Sebastian Cohen S wrote:
Hello,
I am new to SQL and currently using Access 2003 and need a little help
on the following.
I have two queries each contains one column formed with a string that
is very similar (only variying by few characters) to the other column
as follows:
QUERY1 QUERY2
Column1 Column2
The new Query should make a String Intersection: Column1 with Column2
on to a new column.
Help is deeply appreciated.
Have a great day,
Sebastian Cohen S
After reading your thread between you and Tom, this is a concept only.
And MAY work only if Query2 has an autoid or some sort of primary key.
You would need to create a couple of more queries. And write a function.
Create a new query with QUery1. Create an expression that passes the
column to compare to a function. Ex:
Query2Keys : CheckQuery2([Column1])
This would pass the value of column1 to the function.
'function aircode
Function CheckQuery2(strVal As String) As Variant
Dim strSQL As STring
Dim rst As REcordset
strSQL = "Select Q2.ID From Q2 " & _
"WHere Q2.Column2 Like '" & strVal & "*'"

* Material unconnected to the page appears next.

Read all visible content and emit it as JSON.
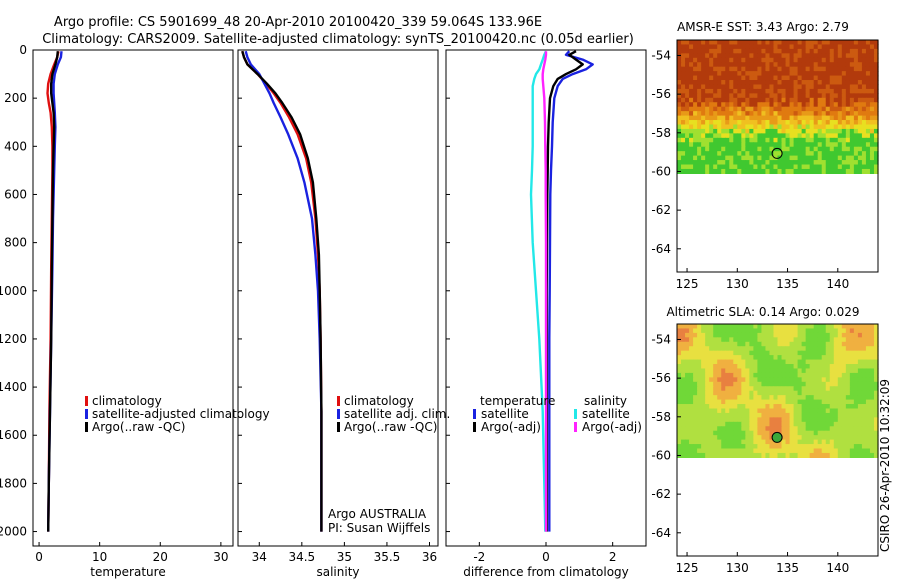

Set rst = currentdb.openrecordset(strSQL,dbopensnapshot)
Do while not rst.eof
CheckQuery2 = CheckQuery2 & _
"'" & rst!ID & "',"
'option 2 is to insert a new record here on the id
'and use this to link to Q2 later
rst.movenext
Loop
'remove ending comma
If CheckQuery2 > "" THen
CheckQuery2 = Left(CheckQuery2,Len(CheckQuery2)-1)
ENd Function
Now you have the list of IDs from Q2 that have a similar string
contained in Q1
Now create another query on Q2 where the id is contained in the the
above query.
I'm not sure how you'll merge the two queries together. You may get a
cartesian join. Option 2. I suppose you could create another table and
instead of passing back the string, create a record in the table for
each q2 id that matches. It would contain the value passed to the
function (Q1 value), and the Q2 ID. Then link Q2 to this new table and
you can display the value from Q1. Or pass to the function also Q1's ID
and store that ID as well as Q2's id. THis way you have a bridge
between both queries. A bit confusing but you should be able to get the
gist of this message.